Last modified: 2023-12-11 @ a185fa7

# Advent of Code 2023: Day 11

*This post is part of a series: Advent of Code 2023*

Code for solutions available on GitHub.

Still covid. Was slightly better a few hours ago, but getting worse from sitting at the computer. I probably shouldn’t be doing these puzzles. Or writing these posts.

## Cosmic Expansion

Thankfully, today was really simple. The input is a grid where some coordinates are marked. The twist is, every row and every column in the grid that does not have a mark, should actually be doubled. We then need to get the sum of the pairwise Manhattan distances of each possible pair of marked coordinates.

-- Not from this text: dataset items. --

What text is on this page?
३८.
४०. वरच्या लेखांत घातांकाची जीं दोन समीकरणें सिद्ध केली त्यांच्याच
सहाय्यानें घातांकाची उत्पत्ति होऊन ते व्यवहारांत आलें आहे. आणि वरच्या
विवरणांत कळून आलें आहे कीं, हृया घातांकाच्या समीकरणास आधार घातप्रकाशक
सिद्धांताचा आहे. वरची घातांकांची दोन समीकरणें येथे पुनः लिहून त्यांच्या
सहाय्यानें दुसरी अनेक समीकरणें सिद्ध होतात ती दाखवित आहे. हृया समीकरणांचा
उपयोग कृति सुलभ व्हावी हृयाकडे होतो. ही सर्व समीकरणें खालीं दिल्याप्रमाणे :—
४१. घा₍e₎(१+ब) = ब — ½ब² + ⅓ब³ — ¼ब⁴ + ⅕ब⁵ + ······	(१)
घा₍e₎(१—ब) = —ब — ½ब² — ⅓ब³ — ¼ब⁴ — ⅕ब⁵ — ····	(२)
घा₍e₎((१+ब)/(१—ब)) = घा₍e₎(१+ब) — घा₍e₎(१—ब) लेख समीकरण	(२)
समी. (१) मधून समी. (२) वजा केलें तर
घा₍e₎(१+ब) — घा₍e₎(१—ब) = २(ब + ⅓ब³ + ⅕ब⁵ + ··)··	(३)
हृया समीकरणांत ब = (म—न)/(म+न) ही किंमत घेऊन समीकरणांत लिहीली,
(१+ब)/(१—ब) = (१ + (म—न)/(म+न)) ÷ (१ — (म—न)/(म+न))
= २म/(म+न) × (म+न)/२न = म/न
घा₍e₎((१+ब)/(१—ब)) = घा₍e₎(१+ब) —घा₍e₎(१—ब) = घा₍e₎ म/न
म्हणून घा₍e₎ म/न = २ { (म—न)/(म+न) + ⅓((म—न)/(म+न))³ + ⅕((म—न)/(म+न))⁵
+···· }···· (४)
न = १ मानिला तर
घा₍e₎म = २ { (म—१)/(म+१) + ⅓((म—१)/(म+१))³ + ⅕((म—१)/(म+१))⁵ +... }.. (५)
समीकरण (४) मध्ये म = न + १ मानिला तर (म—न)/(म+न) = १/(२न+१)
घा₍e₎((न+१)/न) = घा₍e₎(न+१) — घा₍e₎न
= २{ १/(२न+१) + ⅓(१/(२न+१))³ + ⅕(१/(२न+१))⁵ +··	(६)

The first part of the solution is easy – iterate through all rows and columns of the grid, and save the marked coordinates in a vector, keeping track of which row and column indices contain no marks as you go.

Then, go through the list of coordinates, and add to their row index the number
of empty rows above them. Then add to their column index the number of empty
rows to the left of them. Once you have done this to all the galaxies (the
marked coordinates are galaxies in the lore), the solution is straightforward with the help of `Itertools::tuple_combinations`

:

```
galaxies
.iter()
.tuple_combinations()
.fold(0, |acc, (a, b)| acc + a.manhattan_distance(b))
```

### Part 2

For part 2, it turns out that each empty row or column shouldn’t be replaced
with 2 empty rows or columns, but a million. The solution from part 1 is simply
adapted by instead of adding the number of empties to each coordinate index, add
the number of empties times 999999 (one less than a million, such that the final
number of copies is one million). The solution is then exactly the same once you
have the `Vec`

of galaxies with adjusted coordinates.